Now the late comedian has been honored with the Jackie Gleason Bus Depot.
The Great One’s widow, Marilyn, was on hand Thursday at the dedication of the depot in Brooklyn, the borough of his birth and the setting for ″The Honeymooners,″ the show on which he created the Kramden character.
Also participating were June Taylor, leader of the June Taylor Dancers, and Joyce Randolph, who played Trixie on the 1950s television show that lives on in syndication.
Metropolitan Transportation Authority Chairman Robert Kiley saluted Gleason as ″a great son of Brooklyn.″
″His bus driver creation, Ralph Kramden, may have been a blowhard, but always, deep down, he was a hard worker and a decent human being. He was, as he always said of (his wife) Alice, the greatest.″
About 1,200 people witnessed the dedication at the 919,000-square-foot building that employs 850 people.

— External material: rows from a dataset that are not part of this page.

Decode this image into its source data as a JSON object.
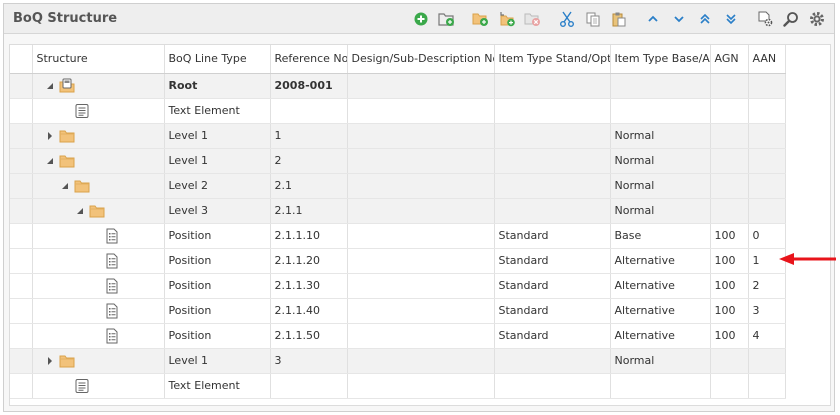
{
  "panel": {
    "title": "BoQ Structure"
  },
  "toolbar": {
    "icons": [
      "add-circle-icon",
      "new-folder-icon",
      "insert-folder-icon",
      "insert-subfolder-icon",
      "delete-folder-icon",
      "cut-icon",
      "copy-icon",
      "paste-icon",
      "move-up-icon",
      "move-down-icon",
      "move-top-icon",
      "move-bottom-icon",
      "settings-document-icon",
      "search-icon",
      "gear-icon"
    ]
  },
  "columns": [
    "Structure",
    "BoQ Line Type",
    "Reference No.",
    "Design/Sub-Description No.",
    "Item Type Stand/Opt",
    "Item Type Base/Alt",
    "AGN",
    "AAN"
  ],
  "rows": [
    {
      "level": 0,
      "expand": "open",
      "icon": "root",
      "bold": true,
      "shade": true,
      "line_type": "Root",
      "ref": "2008-001",
      "design": "",
      "stand_opt": "",
      "base_alt": "",
      "agn": "",
      "aan": ""
    },
    {
      "level": 1,
      "expand": "none",
      "icon": "text",
      "bold": false,
      "shade": false,
      "line_type": "Text Element",
      "ref": "",
      "design": "",
      "stand_opt": "",
      "base_alt": "",
      "agn": "",
      "aan": ""
    },
    {
      "level": 0,
      "expand": "closed",
      "icon": "folder",
      "bold": false,
      "shade": true,
      "line_type": "Level 1",
      "ref": "1",
      "design": "",
      "stand_opt": "",
      "base_alt": "Normal",
      "agn": "",
      "aan": ""
    },
    {
      "level": 0,
      "expand": "open",
      "icon": "folder",
      "bold": false,
      "shade": true,
      "line_type": "Level 1",
      "ref": "2",
      "design": "",
      "stand_opt": "",
      "base_alt": "Normal",
      "agn": "",
      "aan": ""
    },
    {
      "level": 1,
      "expand": "open",
      "icon": "folder",
      "bold": false,
      "shade": true,
      "line_type": "Level 2",
      "ref": "2.1",
      "design": "",
      "stand_opt": "",
      "base_alt": "Normal",
      "agn": "",
      "aan": ""
    },
    {
      "level": 2,
      "expand": "open",
      "icon": "folder",
      "bold": false,
      "shade": true,
      "line_type": "Level 3",
      "ref": "2.1.1",
      "design": "",
      "stand_opt": "",
      "base_alt": "Normal",
      "agn": "",
      "aan": ""
    },
    {
      "level": 3,
      "expand": "none",
      "icon": "position",
      "bold": false,
      "shade": false,
      "line_type": "Position",
      "ref": "2.1.1.10",
      "design": "",
      "stand_opt": "Standard",
      "base_alt": "Base",
      "agn": "100",
      "aan": "0"
    },
    {
      "level": 3,
      "expand": "none",
      "icon": "position",
      "bold": false,
      "shade": false,
      "line_type": "Position",
      "ref": "2.1.1.20",
      "design": "",
      "stand_opt": "Standard",
      "base_alt": "Alternative",
      "agn": "100",
      "aan": "1"
    },
    {
      "level": 3,
      "expand": "none",
      "icon": "position",
      "bold": false,
      "shade": false,
      "line_type": "Position",
      "ref": "2.1.1.30",
      "design": "",
      "stand_opt": "Standard",
      "base_alt": "Alternative",
      "agn": "100",
      "aan": "2"
    },
    {
      "level": 3,
      "expand": "none",
      "icon": "position",
      "bold": false,
      "shade": false,
      "line_type": "Position",
      "ref": "2.1.1.40",
      "design": "",
      "stand_opt": "Standard",
      "base_alt": "Alternative",
      "agn": "100",
      "aan": "3"
    },
    {
      "level": 3,
      "expand": "none",
      "icon": "position",
      "bold": false,
      "shade": false,
      "line_type": "Position",
      "ref": "2.1.1.50",
      "design": "",
      "stand_opt": "Standard",
      "base_alt": "Alternative",
      "agn": "100",
      "aan": "4"
    },
    {
      "level": 0,
      "expand": "closed",
      "icon": "folder",
      "bold": false,
      "shade": true,
      "line_type": "Level 1",
      "ref": "3",
      "design": "",
      "stand_opt": "",
      "base_alt": "Normal",
      "agn": "",
      "aan": ""
    },
    {
      "level": 1,
      "expand": "none",
      "icon": "text",
      "bold": false,
      "shade": false,
      "line_type": "Text Element",
      "ref": "",
      "design": "",
      "stand_opt": "",
      "base_alt": "",
      "agn": "",
      "aan": ""
    }
  ],
  "annotation": {
    "icon": "red-arrow-icon",
    "color": "#e8141b"
  },
  "colors": {
    "toolbar_blue": "#2a7fc8",
    "add_green": "#3aa84a",
    "folder": "#f2c27a",
    "folder_dark": "#d9a24a"
  }
}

Merry and John Kelly came up from Philadelphia. They are leaders of the Philadelphia chapter of the Friendly Order of Raccoons - a group patterned after the fictitious lodge to which Kramden and friend Norton belonged.
The Kellys wore raccoon hats and fancy jackets and saluted each other.
″The Honeymooners″ theme song played during the dedication ceremony, at which officials unveiled the logo for the depot - a moon rising over the New York skyline, evocative of the scene displayed during the show’s credits.
The ties between the Transit Authority and Gleason were long-standing. His mother was a subway change-booth clerk in the 1930s. And during ″The Honeymooners″ initial run, Gleason was made an honorary member of the Transport Workers Union.
The day after Gleason’s death on June 24, 1987, at age 71, many New York bus drivers drove with their lights on as a memorial.